Un estudio realizado por la Universidad de Stanford y el Massachusetts Institute of Technology reveló que ver videos cortos en redes sociales como TikTok, Instagram o YouTube produce en el cerebro un efecto similar al de las máquinas tragamonedas.
La investigación, que analizó el comportamiento de más de 50.000 usuarios en distintos países, explica que el sistema de “scroll infinito” funciona con un modelo de recompensa variable: la mayoría de los videos no generan interés, pero algunos provocan sorpresa, risa o emoción, lo que libera dopamina y motiva a seguir deslizando la pantalla en busca del próximo contenido atractivo.
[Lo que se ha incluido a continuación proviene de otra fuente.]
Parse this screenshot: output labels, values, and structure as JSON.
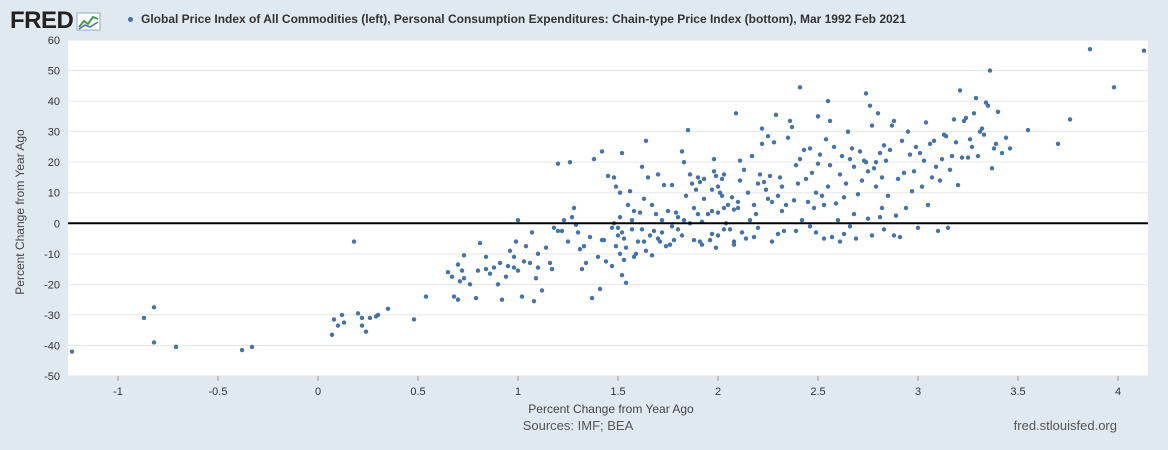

Según el estudio, un usuario decide en menos de 1,8 segundos si un video le interesa o no. Este ritmo constante de estímulos rápidos puede agotar la corteza prefrontal, la región del cerebro vinculada al autocontrol y la toma de decisiones.
Además, los investigadores detectaron que después de 30 minutos de exposición a videos cortos puede disminuir la retención de información a corto plazo y aparecer lo que denominan “niebla cerebral”, acompañada de fatiga mental y dificultad para mantener la atención.
Los especialistas advierten que el impacto puede ser mayor en niños y adolescentes, ya que se encuentran en etapas clave del desarrollo cerebral. El consumo excesivo de este tipo de contenido puede reforzar la búsqueda de gratificación inmediata y dificultar la concentración en actividades cotidianas fuera de las pantallas.
Mientras tanto, las plataformas defienden el uso de herramientas de “bienestar digital” para limitar el tiempo de uso, aunque los investigadores señalan que estas opciones son voluntarias y poco utilizadas por los usuarios.